Sentimental Ramp. The angelic form, like any other, responded to its environment. As if in answer to the formal strictness and intricate metaphysics of early medieval thought, with its insistence that the world is only a screen and a simile for divine existence, angels like the one who blows the last trump across the wall of the llth century Italian Basilica of St. Angelo in Formis are stern, unbending, and (literally) otherworldly. But the host of warrior angels that a North Italian artist, Guariento, painted in 1344-45, minus their wings and with a few adjustments of costume, could have stepped from some 14th century condottiere's parade ground.
The effect that humanism had on angels (in art, at least) was to stress what the creatures had in common with man. Before angels slid down the ramp of sentimentality at whose bottom they now lie, a perfect balance between their human and spiritual aspects was achieved by, among others, Giotto. The dead Christ was a sight to make angels weep, and in his fresco cycle in the Scrovegni Chapel in Padua, Giotto summed up all its terrible pathos in the little angels that tumble like shot birds in the sky.
After the triumph of High Renaissance naturalism, it became hard to make an angel look as if it belonged in Heaven. That could only be accomplished by the sheer hallucinatory pressure of religious vision, skewed at an angle to match the orthodoxy of the times. The isolated exemplar was William Blake: in 1810, in Vision of the Last Judgment, angels danced on his retina: " 'What,' it will be Question'd, 'When the Sun rises, do you not see a round disk of fire somewhat like a Guinea?' O no, no, I see an Innumerable company of the Heavenly host crying 'Holy, Holy, Holy is the Lord God Almight.' "

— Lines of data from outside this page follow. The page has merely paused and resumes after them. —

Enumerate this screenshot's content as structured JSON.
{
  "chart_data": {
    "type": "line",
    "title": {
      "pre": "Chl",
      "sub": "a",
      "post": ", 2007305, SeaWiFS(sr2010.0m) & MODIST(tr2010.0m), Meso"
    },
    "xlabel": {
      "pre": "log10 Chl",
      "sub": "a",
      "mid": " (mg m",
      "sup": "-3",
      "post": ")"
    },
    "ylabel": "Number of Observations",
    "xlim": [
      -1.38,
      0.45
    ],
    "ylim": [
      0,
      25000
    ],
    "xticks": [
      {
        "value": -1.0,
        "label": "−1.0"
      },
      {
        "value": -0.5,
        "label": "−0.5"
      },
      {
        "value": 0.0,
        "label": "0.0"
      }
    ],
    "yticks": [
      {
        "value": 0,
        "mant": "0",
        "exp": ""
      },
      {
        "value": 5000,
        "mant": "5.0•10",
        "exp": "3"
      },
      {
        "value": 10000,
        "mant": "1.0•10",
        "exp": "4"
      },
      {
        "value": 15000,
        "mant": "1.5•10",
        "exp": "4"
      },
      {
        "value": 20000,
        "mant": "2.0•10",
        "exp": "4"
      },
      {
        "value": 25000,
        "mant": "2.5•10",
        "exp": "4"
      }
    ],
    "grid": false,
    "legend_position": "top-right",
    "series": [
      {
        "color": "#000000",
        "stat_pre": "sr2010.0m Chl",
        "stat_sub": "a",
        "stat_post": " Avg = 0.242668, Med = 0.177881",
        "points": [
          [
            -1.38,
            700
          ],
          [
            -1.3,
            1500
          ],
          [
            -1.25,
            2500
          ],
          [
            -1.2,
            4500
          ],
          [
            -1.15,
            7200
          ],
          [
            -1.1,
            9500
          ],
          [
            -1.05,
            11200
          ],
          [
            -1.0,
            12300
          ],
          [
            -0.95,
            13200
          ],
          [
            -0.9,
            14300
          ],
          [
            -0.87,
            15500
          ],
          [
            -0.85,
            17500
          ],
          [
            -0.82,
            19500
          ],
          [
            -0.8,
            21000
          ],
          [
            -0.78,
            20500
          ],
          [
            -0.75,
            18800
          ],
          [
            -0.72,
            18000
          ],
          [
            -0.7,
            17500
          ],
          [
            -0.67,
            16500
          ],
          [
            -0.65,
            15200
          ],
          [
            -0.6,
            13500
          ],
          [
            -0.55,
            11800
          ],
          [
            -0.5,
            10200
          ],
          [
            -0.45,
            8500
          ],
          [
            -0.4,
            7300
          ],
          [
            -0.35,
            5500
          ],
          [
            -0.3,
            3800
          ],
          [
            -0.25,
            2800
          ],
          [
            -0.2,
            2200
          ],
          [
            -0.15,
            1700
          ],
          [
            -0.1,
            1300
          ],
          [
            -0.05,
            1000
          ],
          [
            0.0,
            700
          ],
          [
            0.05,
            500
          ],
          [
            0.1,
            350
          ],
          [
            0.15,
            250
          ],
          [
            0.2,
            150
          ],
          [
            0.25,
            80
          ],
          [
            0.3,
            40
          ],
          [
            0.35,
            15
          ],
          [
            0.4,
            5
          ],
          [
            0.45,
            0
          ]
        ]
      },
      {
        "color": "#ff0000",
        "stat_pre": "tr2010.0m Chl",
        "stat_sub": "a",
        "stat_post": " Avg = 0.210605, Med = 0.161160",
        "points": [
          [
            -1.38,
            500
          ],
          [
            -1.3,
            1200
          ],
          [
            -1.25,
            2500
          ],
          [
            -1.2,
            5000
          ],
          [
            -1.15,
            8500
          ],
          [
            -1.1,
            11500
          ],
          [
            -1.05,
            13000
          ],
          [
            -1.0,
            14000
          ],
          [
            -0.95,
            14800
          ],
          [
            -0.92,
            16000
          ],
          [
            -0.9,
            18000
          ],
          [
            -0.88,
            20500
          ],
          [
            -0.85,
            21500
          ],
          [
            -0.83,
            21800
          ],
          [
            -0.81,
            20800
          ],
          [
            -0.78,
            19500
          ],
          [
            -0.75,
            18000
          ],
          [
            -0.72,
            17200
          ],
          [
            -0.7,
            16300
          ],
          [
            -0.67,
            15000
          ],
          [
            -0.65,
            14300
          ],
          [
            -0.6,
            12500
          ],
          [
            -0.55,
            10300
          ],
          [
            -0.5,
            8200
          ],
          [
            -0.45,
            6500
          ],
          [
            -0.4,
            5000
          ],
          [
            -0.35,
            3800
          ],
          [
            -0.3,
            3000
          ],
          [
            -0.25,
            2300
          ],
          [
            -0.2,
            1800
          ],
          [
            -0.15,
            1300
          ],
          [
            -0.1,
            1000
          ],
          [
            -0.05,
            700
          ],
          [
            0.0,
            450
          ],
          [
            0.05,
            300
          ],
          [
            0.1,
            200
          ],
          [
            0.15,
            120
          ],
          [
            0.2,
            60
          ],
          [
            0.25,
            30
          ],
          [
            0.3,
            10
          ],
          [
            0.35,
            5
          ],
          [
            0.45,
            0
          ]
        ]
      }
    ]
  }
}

Angel painting never recovered from the blow dealt by the Reformation. After Luther's proposal that men could approach God directly by faith through grace, with no intermediaries, the angels were theologically unemployed. The gap they were meant to close had been written out of existence; they were reduced to mere attendant lords, thunderbolt carriers to swell a scene or two. Nineteenth century rationalism seemed to finish them off for good. The remark of a Victorian doctor, that he had never met the soul in a dissection, found its artistic parallel in Gustave Courbet.
And yet . . . and yet . . . The thought that angels are dead is a nagging one. It is unsatisfactory, and the root of the dissatisfaction goes back to an early angelologist, the so-called Pseudo-Dionysius, who warned in the 6th century that "in dwelling upon the nobler images it is probable that we might fall into the error of supposing that the Celestial Intelligences are some kind of golden beings, or shining men flashing like lightning."
Precisely. The physical shape of angels is only a metaphor, but the spiritual experience to which the now dead form refers may be very much alive. That is the process of revelation, of stepping between levels of awareness. "The angel," Carl Jung wrote, "personifies the coming into consciousness of something new arising from the deep unconscious." As the rigid boxes of 19th century positivism disappear from our culture and new epiphanies of consciousness unfold themselves, it is possible that we may return to that receptiveness in which earlier civilizations saw their angels. Except that, inevitably, we will call ours something else.